The Central Michigan University 403(b) Optional Retirement Plan allows you to receive a cash withdrawal. This may be restricted by the terms of your TIAA-CREF contracts. Taxes and penalties may apply.


Retirement plan contributions are usually made with before-tax dollars, so federal income taxes are deferred until you begin taking withdrawals later on.

No taxes are due on pretax contributions and earnings made until the money is withdrawn, but because these plans are intended primarily for retirement, you can generally withdraw funds only after termination of employment or age 59½ (subject to plan rules). If you withdraw funds before age 59½, they may be subject to an additional 10% early-withdrawal penalty.

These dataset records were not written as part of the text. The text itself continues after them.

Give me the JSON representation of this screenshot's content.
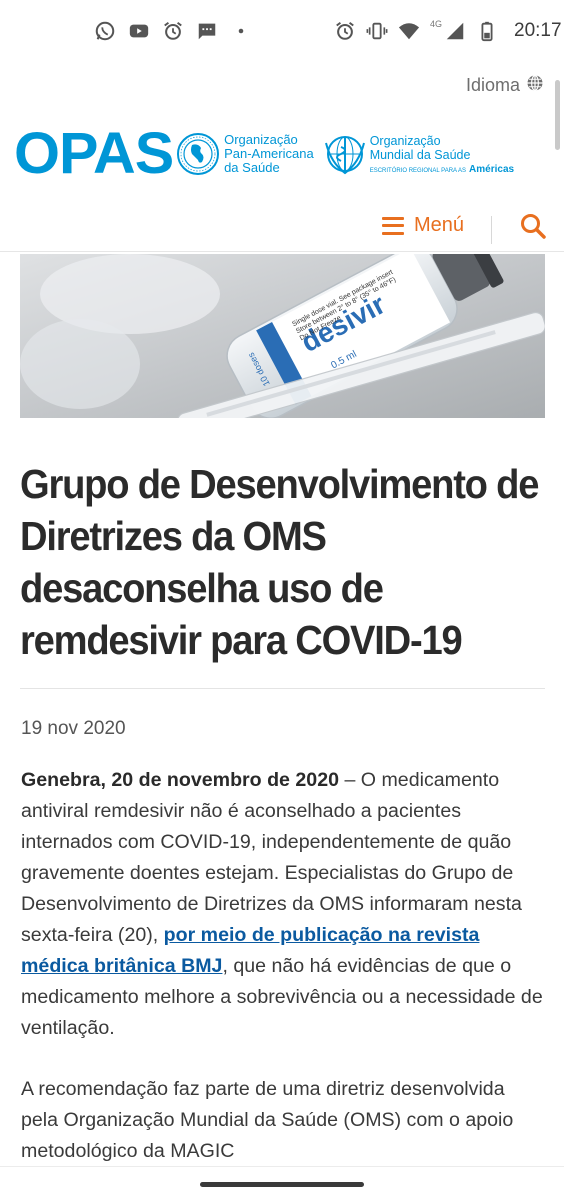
{
  "status_bar": {
    "time": "20:17",
    "network": "4G",
    "left_icons": [
      "whatsapp-icon",
      "youtube-icon",
      "alarm-icon",
      "message-icon",
      "dot-icon"
    ],
    "right_icons": [
      "alarm-icon",
      "vibrate-icon",
      "wifi-icon",
      "signal-icon",
      "battery-icon"
    ]
  },
  "header": {
    "language_label": "Idioma",
    "brand": "OPAS",
    "paho_name_lines": [
      "Organização",
      "Pan-Americana",
      "da Saúde"
    ],
    "who_name_lines": [
      "Organização",
      "Mundial da Saúde"
    ],
    "who_sub_small": "ESCRITÓRIO REGIONAL PARA AS",
    "who_sub_bold": "Américas",
    "menu_label": "Menú"
  },
  "colors": {
    "brand_blue": "#0096d6",
    "accent_orange": "#e86f1f",
    "link_blue": "#0b5aa0"
  },
  "article": {
    "title": "Grupo de Desenvolvimento de Diretrizes da OMS desaconselha uso de remdesivir para COVID-19",
    "date": "19 nov 2020",
    "p1_dateline": "Genebra, 20 de novembro de 2020",
    "p1_text_a": " – O medicamento antiviral remdesivir não é aconselhado a pacientes internados com COVID-19, independentemente de quão gravemente doentes estejam. Especialistas do Grupo de Desenvolvimento de Diretrizes da OMS informaram nesta sexta-feira (20), ",
    "p1_link": "por meio de publicação na revista médica britânica BMJ",
    "p1_text_b": ", que não há evidências de que o medicamento melhore a sobrevivência ou a necessidade de ventilação.",
    "p2_text": "A recomendação faz parte de uma diretriz desenvolvida pela Organização Mundial da Saúde (OMS) com o apoio metodológico da MAGIC"
  },
  "hero_image": {
    "vial_label_brand": "desivir",
    "vial_dose": "10 doses",
    "vial_volume": "0.5 ml",
    "vial_text_lines": [
      "Single dose vial. See package insert",
      "Store between 2° to 8° (35° to 46°F)",
      "Do Not Freeze"
    ]
  }
}
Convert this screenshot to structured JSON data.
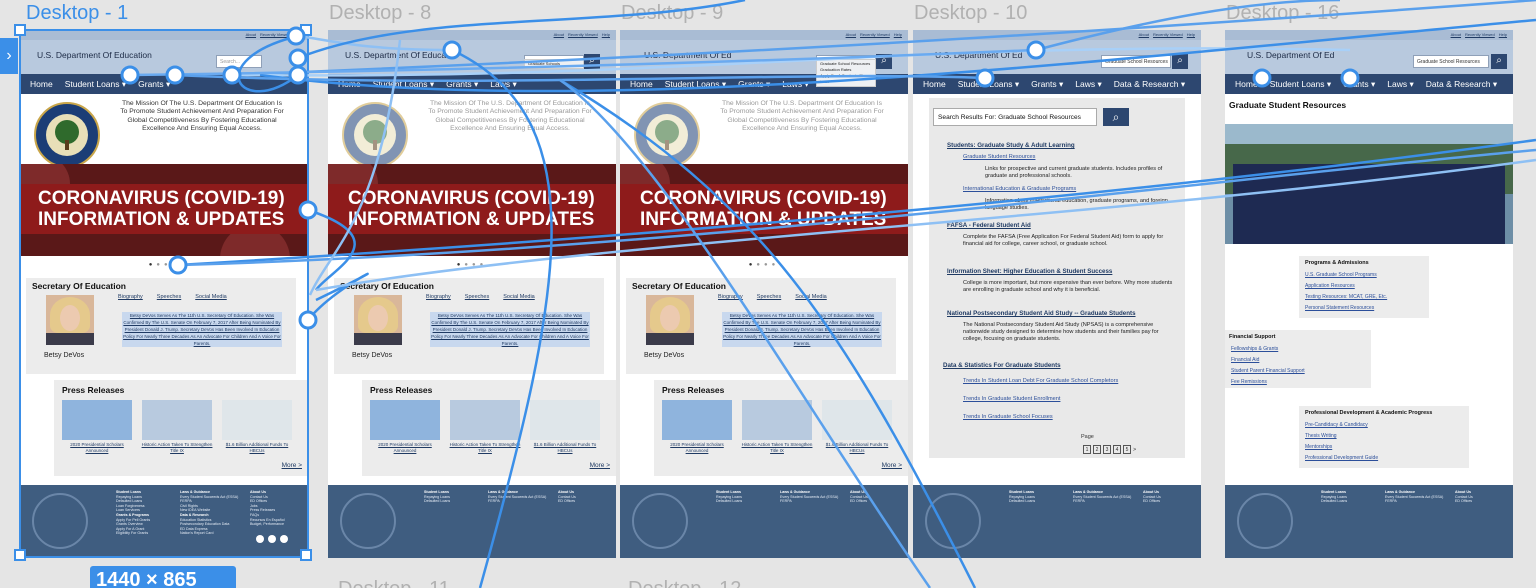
{
  "frame_labels": [
    "Desktop - 1",
    "Desktop - 8",
    "Desktop - 9",
    "Desktop - 10",
    "Desktop - 16"
  ],
  "bottom_labels": [
    "Desktop - 11",
    "Desktop - 12"
  ],
  "size_badge": "1440 × 865",
  "site": {
    "dept_name": "U.S. Department Of Education",
    "dept_name_truncated": "U.S. Department Of Educa",
    "dept_name_short": "U.S. Department Of Ed",
    "top_links": [
      "About",
      "Recently Viewed",
      "Help"
    ],
    "search_placeholder": "Search...",
    "search_typed_1": "Gradua",
    "search_typed_2": "Graduate",
    "search_query_full": "Graduate School Resources",
    "nav": [
      "Home",
      "Student Loans ▾",
      "Grants ▾",
      "Laws ▾",
      "Data & Research ▾"
    ],
    "mission": "The Mission Of The U.S. Department Of Education Is To Promote Student Achievement And Preparation For Global Competitiveness By Fostering Educational Excellence And Ensuring Equal Access.",
    "banner_line1": "CORONAVIRUS (COVID-19)",
    "banner_line2": "INFORMATION & UPDATES",
    "secretary_heading": "Secretary Of Education",
    "secretary_links": [
      "Biography",
      "Speeches",
      "Social Media"
    ],
    "secretary_bio": "Betsy DeVos Serves As The 11th U.S. Secretary Of Education. She Was Confirmed By The U.S. Senate On February 7, 2017 After Being Nominated By President Donald J. Trump. Secretary DeVos Has Been Involved In Education Policy For Nearly Three Decades As An Advocate For Children And A Voice For Parents.",
    "secretary_name": "Betsy DeVos",
    "press_heading": "Press Releases",
    "press_items": [
      "2020 Presidential Scholars Announced",
      "Historic Action Taken To Strengthen Title IX",
      "$1.6 Billion Additional Funds To HBCUs"
    ],
    "more": "More >",
    "footer_cols": [
      {
        "title": "Student Loans",
        "items": [
          "Repaying Loans",
          "Defaulted Loans",
          "Loan Forgiveness",
          "Loan Servicers"
        ]
      },
      {
        "title": "Grants & Programs",
        "items": [
          "Apply For Pell Grants",
          "Grants Overview",
          "Apply For A Grant",
          "Eligibility For Grants"
        ]
      },
      {
        "title": "Laws & Guidance",
        "items": [
          "Every Student Succeeds Act (ESSA)",
          "FERPA",
          "Civil Rights",
          "New IDEA Website"
        ]
      },
      {
        "title": "Data & Research",
        "items": [
          "Education Statistics",
          "Postsecondary Education Data",
          "ED Data Express",
          "Nation's Report Card",
          "What Works Clearinghouse"
        ]
      },
      {
        "title": "About Us",
        "items": [
          "Contact Us",
          "ED Offices",
          "Jobs",
          "Press Releases",
          "FAQs",
          "Recursos En Español",
          "Budget, Performance",
          "Privacy Program",
          "Subscribe To Email Updates"
        ]
      }
    ]
  },
  "dropdown_suggestions_1": [
    "Graduate Schools"
  ],
  "dropdown_suggestions_2": [
    "Graduate School Resources",
    "Graduation Rates",
    "Apply For A Graduate Plus Loan"
  ],
  "results": {
    "heading": "Search Results For: Graduate School Resources",
    "cat1": "Students: Graduate Study & Adult Learning",
    "link1": "Graduate Student Resources",
    "desc1": "Links for prospective and current graduate students. Includes profiles of graduate and professional schools.",
    "link2": "International Education & Graduate Programs",
    "desc2": "Information about international education, graduate programs, and foreign language studies.",
    "cat2": "FAFSA - Federal Student Aid",
    "desc3": "Complete the FAFSA (Free Application For Federal Student Aid) form to apply for financial aid for college, career school, or graduate school.",
    "cat3": "Information Sheet: Higher Education & Student Success",
    "desc4": "College is more important, but more expensive than ever before. Why more students are enrolling in graduate school and why it is beneficial.",
    "cat4": "National Postsecondary Student Aid Study -- Graduate Students",
    "desc5": "The National Postsecondary Student Aid Study (NPSAS) is a comprehensive nationwide study designed to determine how students and their families pay for college, focusing on graduate students.",
    "cat5": "Data & Statistics For Graduate Students",
    "link3": "Trends In Student Loan Debt For Graduate School Completors",
    "link4": "Trends In Graduate Student Enrollment",
    "link5": "Trends In Graduate School Focuses",
    "page_label": "Page",
    "pages": [
      "1",
      "2",
      "3",
      "4",
      "5",
      ">"
    ]
  },
  "grad": {
    "title": "Graduate Student Resources",
    "box1_title": "Programs & Admissions",
    "box1_links": [
      "U.S. Graduate School Programs",
      "Application Resources",
      "Testing Resources: MCAT, GRE, Etc.",
      "Personal Statement Resources"
    ],
    "box2_title": "Financial Support",
    "box2_links": [
      "Fellowships & Grants",
      "Financial Aid",
      "Student Parent Financial Support",
      "Fee Remissions"
    ],
    "box3_title": "Professional Development & Academic Progress",
    "box3_links": [
      "Pre-Candidacy & Candidacy",
      "Thesis Writing",
      "Mentorships",
      "Professional Development Guide"
    ]
  },
  "colors": {
    "accent": "#3b8fe8",
    "nav": "#2d4770",
    "header": "#b8c9de",
    "banner": "#8e1b1b",
    "footer": "#3f5d80"
  }
}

In limited instances when you are making contributions to your retirement plan with after-tax dollars, you will not have to pay income tax on your principal. However, when monies are withdrawn, taxes may be applicable to any earnings and interest accrued.

For additional information and guidance, contact your tax advisor.


This plan does not offer a loan feature.

1 The availability of certain distributions may depend on the type of contract underlying your plan. Also, if you're married, your right to choose an option may be subject to your spouse's right to survivor benefits. Talk to your benefits office for details.